ORGANISATION DES RÉSEAUX
DE TRAUMATOLOGIE
François Xavier Ageron (1), David Sapir (2), Hocine Foudi (3),
Lahcene Foudi (3), Karim Tazarourte (4)
(1) SAMU 74 et Réseau Nord Alpin des Urgences (RENAU). 74000 Annecy
(2) SAMU 91. CH Sud Francilien, 91000 Corbeil
(3) SAMU 77-Pôle Urgences. CH Melun, 77000 Melun
(4) Pôle Urgences-SAMU 69. CHU Lyon Groupement hospitalier Edouard
Herriot, 69003 Lyon, 5 place d’Arsonval. Lyon 69003, E-mail : Karim.
tazarourte@chu-lyon.fr
INTRODUCTION
La mortalité associée aux traumatismes graves et l’impact socio-écono-
mique des lésions consécutives à des blessures représentent un fléau mondial,
avec plus de deux millions de décès par an dans le monde [1]. Dans les pays
industrialisés, ils représentent la première cause de décès avant 45 ans. Aux
Etats-Unis, on estime à 10 millions le nombre de patients par an porteur d’un
handicap pour un coût annuel de 180 milliards de dollars [2]. Ce problème
majeur de santé publique représente un challenge pour l’organisation de nos
systèmes de soins. Depuis plus un demi-siècle, les autorités sanitaires des pays
industrialisés ont développé des systèmes de soins structurellement différents.

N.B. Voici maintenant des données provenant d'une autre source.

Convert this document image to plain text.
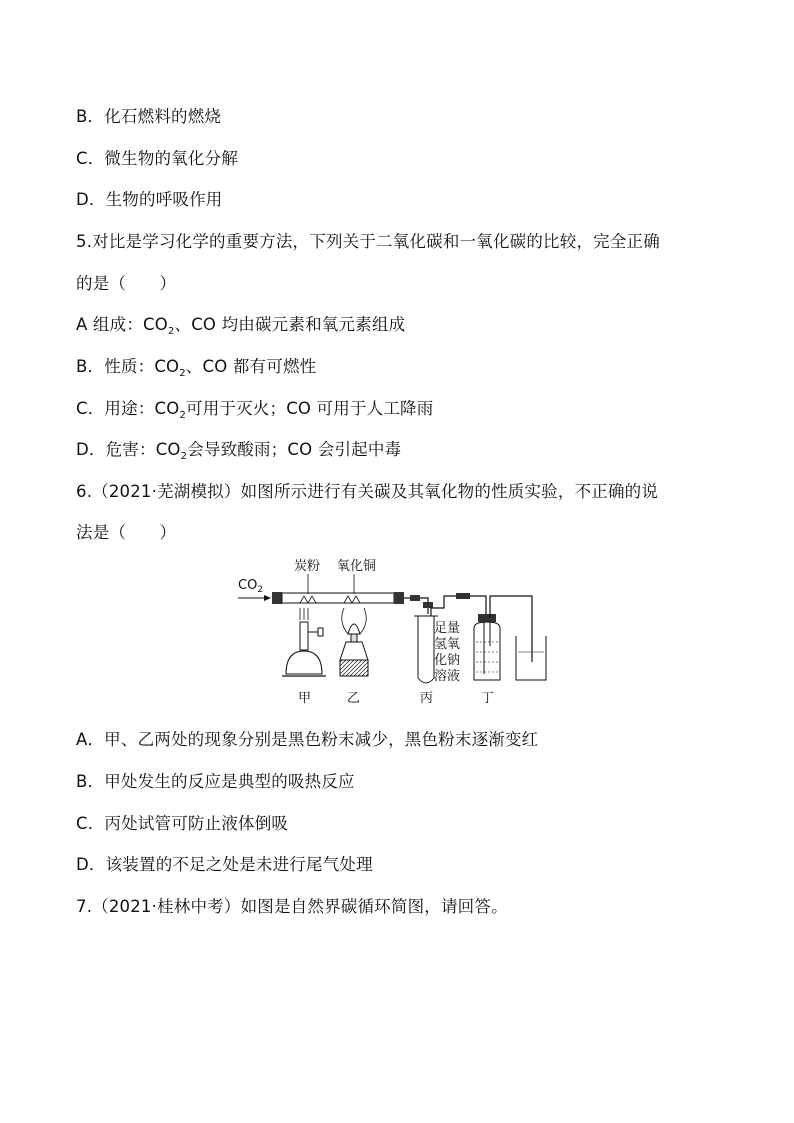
B．化石燃料的燃烧
C．微生物的氧化分解
D．生物的呼吸作用
5.对比是学习化学的重要方法，下列关于二氧化碳和一氧化碳的比较，完全正确
的是（　　）
A 组成：$CO_2$、CO 均由碳元素和氧元素组成
B．性质：$CO_2$、CO 都有可燃性
C．用途：$CO_2$可用于灭火；CO 可用于人工降雨
D．危害：$CO_2$会导致酸雨；CO 会引起中毒
6.（2021·芜湖模拟）如图所示进行有关碳及其氧化物的性质实验，不正确的说
法是（　　）
$CO_2$
炭粉 氧化铜
足量
氢氧
化钠
溶液
甲	乙	丙	丁
A．甲、乙两处的现象分别是黑色粉末减少，黑色粉末逐渐变红
B．甲处发生的反应是典型的吸热反应
C．丙处试管可防止液体倒吸
D．该装置的不足之处是未进行尾气处理
7.（2021·桂林中考）如图是自然界碳循环简图，请回答。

Le concept de « trauma system » ou de réseaux de soins organisant de façon
formelle l’orientation des traumatisés graves s’est imposé comme un standard.
L’évaluation des systèmes de soins, quelle que soit l’organisation choisie est
un élément essentiel de l’amélioration de la qualité des soins. Des registres de
traumatisés graves sont mis en place dans de nombreux pays industrialisés et
représentent une méthode d’évaluation de ces « trauma system ».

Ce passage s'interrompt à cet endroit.